第606回番組審議会 2026年4月8日
第606回番組審議会は、2026年4月8日にテレビ長崎本社で開催され、下記の番組について審議を行った。
審議議題番組 『みらい応援プロジェクト!ジュニアゴルフファンデーション』
2026年3月22日(日) 16時00分~16時55分放送
出席委員(順不同・敬称略)
田崎 智博
内田 輝美
近久 宏志
吉井 剛
藤岡良規
河村 有教
北村 由香
樋口 聡子
以上 8名
欠席委員(順不同・敬称略)
なし
審議の概要
- 子どもたちの表情が生き生きとしており、ゴルフに触れる楽しさやワクワク感が視聴者にも伝わってきた。クラブを握り、成功と失敗を繰り返す中で見せる笑顔は、こちらまで明るい気持ちにさせてくれるもので、「土台づくり(ファンデーション)」というタイトルの意義にふさわしい映像が多かった。
- 字幕は子どもの発言にほぼリアルタイムで付いていて、要所では要約字幕が表示されており、親切で丁寧な仕上がりだった。
- ゲストのトータルテンボスは、特に最後の質疑応答コーナーで子どもたちを上手く盛り上げ、プロの言葉をやさしく言い換えるなど、場の雰囲気を和ませて番組に大きなプラスをもたらした。

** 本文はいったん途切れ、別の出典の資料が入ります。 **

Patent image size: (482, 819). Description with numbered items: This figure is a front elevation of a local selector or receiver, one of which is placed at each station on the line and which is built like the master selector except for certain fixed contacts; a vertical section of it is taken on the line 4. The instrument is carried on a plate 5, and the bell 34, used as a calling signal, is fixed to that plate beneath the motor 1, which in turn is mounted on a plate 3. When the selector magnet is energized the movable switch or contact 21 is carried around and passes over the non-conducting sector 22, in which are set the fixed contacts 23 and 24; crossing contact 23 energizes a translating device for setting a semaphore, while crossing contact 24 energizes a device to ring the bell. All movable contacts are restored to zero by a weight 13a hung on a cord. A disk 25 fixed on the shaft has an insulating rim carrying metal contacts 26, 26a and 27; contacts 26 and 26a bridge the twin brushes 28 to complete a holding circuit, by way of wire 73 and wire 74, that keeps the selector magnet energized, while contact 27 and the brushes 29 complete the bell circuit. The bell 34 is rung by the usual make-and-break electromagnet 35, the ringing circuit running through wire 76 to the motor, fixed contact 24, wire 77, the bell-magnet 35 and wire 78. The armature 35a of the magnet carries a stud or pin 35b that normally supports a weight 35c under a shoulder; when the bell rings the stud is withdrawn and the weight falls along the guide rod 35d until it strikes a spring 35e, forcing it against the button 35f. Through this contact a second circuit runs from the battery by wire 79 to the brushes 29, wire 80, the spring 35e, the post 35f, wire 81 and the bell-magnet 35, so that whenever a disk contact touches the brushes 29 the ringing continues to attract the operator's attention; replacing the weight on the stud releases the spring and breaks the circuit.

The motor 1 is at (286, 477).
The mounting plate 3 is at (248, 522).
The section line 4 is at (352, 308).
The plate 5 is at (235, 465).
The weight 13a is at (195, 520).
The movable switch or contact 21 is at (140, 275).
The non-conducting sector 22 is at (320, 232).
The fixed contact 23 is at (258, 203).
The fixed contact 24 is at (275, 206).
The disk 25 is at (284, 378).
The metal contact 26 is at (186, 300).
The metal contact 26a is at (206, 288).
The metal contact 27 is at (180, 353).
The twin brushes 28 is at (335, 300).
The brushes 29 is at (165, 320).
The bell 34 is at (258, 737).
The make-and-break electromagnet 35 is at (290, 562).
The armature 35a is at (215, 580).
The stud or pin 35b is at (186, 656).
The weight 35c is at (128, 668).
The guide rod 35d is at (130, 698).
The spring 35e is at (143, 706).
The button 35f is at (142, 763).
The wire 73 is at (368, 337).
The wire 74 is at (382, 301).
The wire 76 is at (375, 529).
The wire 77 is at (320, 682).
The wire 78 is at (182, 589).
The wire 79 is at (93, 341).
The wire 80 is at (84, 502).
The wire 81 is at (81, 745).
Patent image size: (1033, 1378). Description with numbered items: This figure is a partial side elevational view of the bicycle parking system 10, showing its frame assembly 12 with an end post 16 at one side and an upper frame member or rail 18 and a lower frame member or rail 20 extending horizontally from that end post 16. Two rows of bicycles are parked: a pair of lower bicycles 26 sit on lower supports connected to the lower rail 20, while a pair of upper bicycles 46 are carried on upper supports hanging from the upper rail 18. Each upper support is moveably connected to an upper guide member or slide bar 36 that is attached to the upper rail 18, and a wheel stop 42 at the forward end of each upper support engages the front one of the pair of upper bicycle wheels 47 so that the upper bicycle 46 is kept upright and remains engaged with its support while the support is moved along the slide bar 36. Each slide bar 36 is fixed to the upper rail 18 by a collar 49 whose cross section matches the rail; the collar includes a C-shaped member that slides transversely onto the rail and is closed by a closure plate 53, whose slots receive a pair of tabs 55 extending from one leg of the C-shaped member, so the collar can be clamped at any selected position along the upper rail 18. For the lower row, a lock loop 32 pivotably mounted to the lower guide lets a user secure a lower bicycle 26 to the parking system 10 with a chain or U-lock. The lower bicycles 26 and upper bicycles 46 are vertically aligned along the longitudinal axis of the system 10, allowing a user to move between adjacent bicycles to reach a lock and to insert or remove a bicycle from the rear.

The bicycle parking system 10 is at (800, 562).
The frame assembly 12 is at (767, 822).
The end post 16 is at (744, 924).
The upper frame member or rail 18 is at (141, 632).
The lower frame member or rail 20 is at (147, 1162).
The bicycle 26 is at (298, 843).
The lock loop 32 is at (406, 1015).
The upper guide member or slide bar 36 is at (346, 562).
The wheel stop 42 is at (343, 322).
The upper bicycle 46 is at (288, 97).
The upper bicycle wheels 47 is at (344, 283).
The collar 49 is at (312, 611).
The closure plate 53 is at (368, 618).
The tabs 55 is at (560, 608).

- プロが子どもたちのスイングを一目見て即座に分析し、的確に言語化して伝える指導力が印象的だった。叱らず楽しく教える姿勢も、生涯スポーツとしてのゴルフの魅力を体現していた。
- 書面レポートでは「序盤のレッスンの内容に入り込んでしまい、審議のために見ていることを忘れた」との意見もあり、ゴルフ経験者には深く刺さる番組であったことが確認された。
- KTNとNBCの共同イベントとして継続してきた企画であり、年少ゴルファー人口が県内に相当数いることを改めて示す内容だった。

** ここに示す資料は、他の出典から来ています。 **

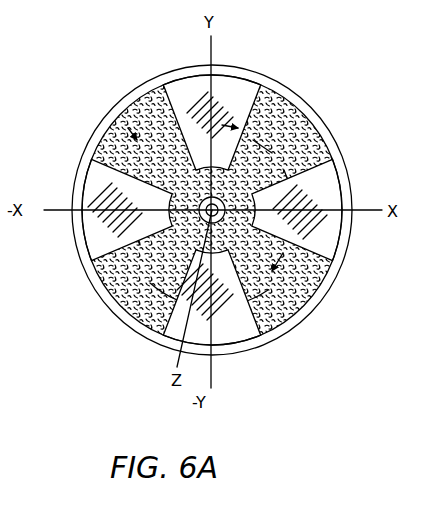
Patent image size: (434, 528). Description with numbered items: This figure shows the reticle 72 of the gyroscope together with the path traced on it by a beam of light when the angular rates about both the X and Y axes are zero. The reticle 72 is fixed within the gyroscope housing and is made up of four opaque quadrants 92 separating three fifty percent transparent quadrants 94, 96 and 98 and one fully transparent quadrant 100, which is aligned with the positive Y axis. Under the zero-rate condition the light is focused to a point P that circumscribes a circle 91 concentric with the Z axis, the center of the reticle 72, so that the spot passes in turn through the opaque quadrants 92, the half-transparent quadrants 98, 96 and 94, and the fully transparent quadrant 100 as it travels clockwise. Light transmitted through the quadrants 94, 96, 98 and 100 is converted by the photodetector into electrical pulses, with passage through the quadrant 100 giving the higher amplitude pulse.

The reticle 72 is at (302, 84).
The circle 91 is at (325, 166).
The opaque quadrants 92 is at (128, 116).
The 50% transparent quadrant 94 is at (90, 247).
The 50% transparent quadrant 96 is at (240, 338).
The 50% transparent quadrant 98 is at (346, 249).
The 100% transparent quadrant 100 is at (255, 88).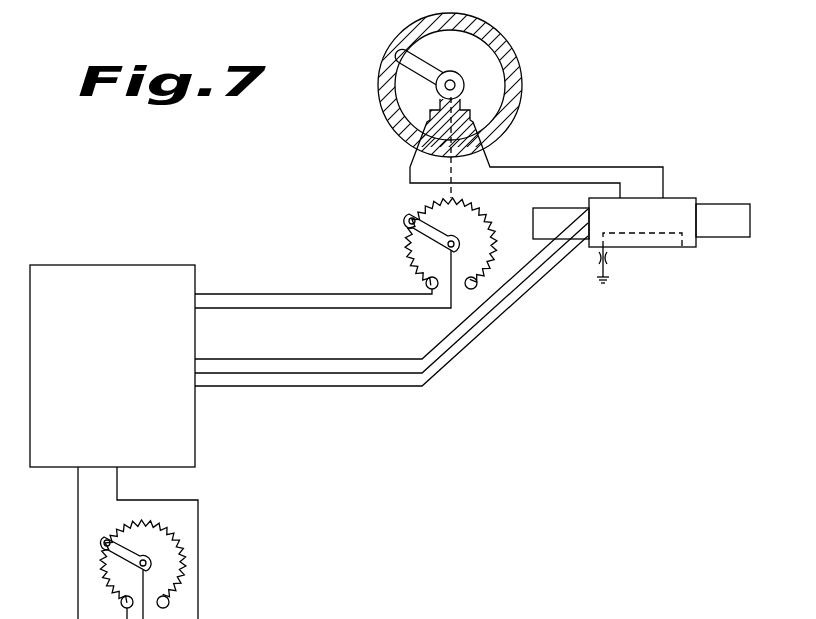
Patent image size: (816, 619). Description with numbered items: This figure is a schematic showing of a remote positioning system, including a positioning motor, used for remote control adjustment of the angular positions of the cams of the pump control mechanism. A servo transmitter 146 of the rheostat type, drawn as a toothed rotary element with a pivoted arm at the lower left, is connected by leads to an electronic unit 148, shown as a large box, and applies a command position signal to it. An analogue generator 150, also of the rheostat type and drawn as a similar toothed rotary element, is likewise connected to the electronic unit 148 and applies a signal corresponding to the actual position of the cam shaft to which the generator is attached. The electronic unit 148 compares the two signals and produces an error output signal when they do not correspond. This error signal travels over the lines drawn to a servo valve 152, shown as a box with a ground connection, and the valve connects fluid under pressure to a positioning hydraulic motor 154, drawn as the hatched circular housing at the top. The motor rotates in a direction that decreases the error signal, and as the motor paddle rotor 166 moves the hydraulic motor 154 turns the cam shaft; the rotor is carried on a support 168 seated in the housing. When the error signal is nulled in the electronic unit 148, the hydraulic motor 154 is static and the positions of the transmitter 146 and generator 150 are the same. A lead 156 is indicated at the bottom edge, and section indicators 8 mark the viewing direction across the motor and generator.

- 冒頭から「ダフリ」「フェイスを立てる」などの専門用語が続き、初心者・未経験者が早い段階で離脱する構成になっていた。一方、初心者向けの場面に切り替わると、経験者側には物足りなく感じられるなど、ターゲット層が曖昧だった。
- 「なぜゴルフなのか」という入口の説明が不足しており、敷居の高さや費用面のイメージを払拭する導入があれば、より多くの視聴者を引き込めたのではないか。
- ツアープロ以外の出演者も多く、プロの実績や経歴が紹介されないまま「日本一曲がらない男」などのキャッチコピーが繰り返されたため、ゴルフを知らない視聴者には意味が伝わりにくかった。30秒程度でも簡潔なプロ紹介を挿入することが望ましい。

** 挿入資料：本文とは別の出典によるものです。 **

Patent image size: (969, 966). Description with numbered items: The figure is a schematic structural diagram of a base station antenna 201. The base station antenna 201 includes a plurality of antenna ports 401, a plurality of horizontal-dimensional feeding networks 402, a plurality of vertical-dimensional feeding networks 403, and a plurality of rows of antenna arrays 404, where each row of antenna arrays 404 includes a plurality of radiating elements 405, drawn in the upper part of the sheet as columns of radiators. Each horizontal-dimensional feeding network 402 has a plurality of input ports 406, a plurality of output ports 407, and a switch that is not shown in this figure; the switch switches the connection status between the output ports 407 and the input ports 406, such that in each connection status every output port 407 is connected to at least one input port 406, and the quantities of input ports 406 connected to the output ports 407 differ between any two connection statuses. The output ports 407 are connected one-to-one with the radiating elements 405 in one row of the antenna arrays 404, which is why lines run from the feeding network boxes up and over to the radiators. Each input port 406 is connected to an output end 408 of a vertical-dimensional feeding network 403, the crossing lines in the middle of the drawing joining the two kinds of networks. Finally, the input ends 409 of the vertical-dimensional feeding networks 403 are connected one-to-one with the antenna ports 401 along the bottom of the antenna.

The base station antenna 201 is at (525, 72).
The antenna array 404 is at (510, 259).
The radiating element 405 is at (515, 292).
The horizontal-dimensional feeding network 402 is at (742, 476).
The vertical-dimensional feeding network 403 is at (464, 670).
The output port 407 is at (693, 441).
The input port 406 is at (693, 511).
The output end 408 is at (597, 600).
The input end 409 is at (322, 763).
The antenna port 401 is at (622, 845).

- 「イベントのメニュー紹介 → 参加した子どもの様子 → 子どものコメント(楽しかった等)」の繰り返しで構成されており、メリハリに欠けた。イベント全体の流れを冒頭で簡潔に示したうえで、初心者向けの入りやすい場面から経験者向けの内容へと段階的に移行する構成にすれば、幅広い視聴者が最後まで見やすくなるのではないか。
- 編成枠(ファミリー向けの日曜16時台)と、専門性の高い番組内容との整合性については、今後検討が必要。
- 委員の意見では「全く関心を持てなかった」と「大変楽しめた」に評価が二分されており、ゴルフへの関心度によって番組の受け取られ方が大きく変わる。
- 視聴者が自ら見たいコンテンツを選ぶという現在のメディア環境では、「幅広い層に届けようとして誰にも届かない」リスクがある。特定の層に深く刺さる番組づくりという方向性も、今後の制作の選択肢として有効。
- 今回の審議対象選定の背景として、今後も継続が見込まれる番組であることから、「置きどころ(編成枠)」「つくり方(構成)」「ターゲット設定」の見直しに向けて、委員の率直な意見を聞くことを目的としていたことが事務局より説明された。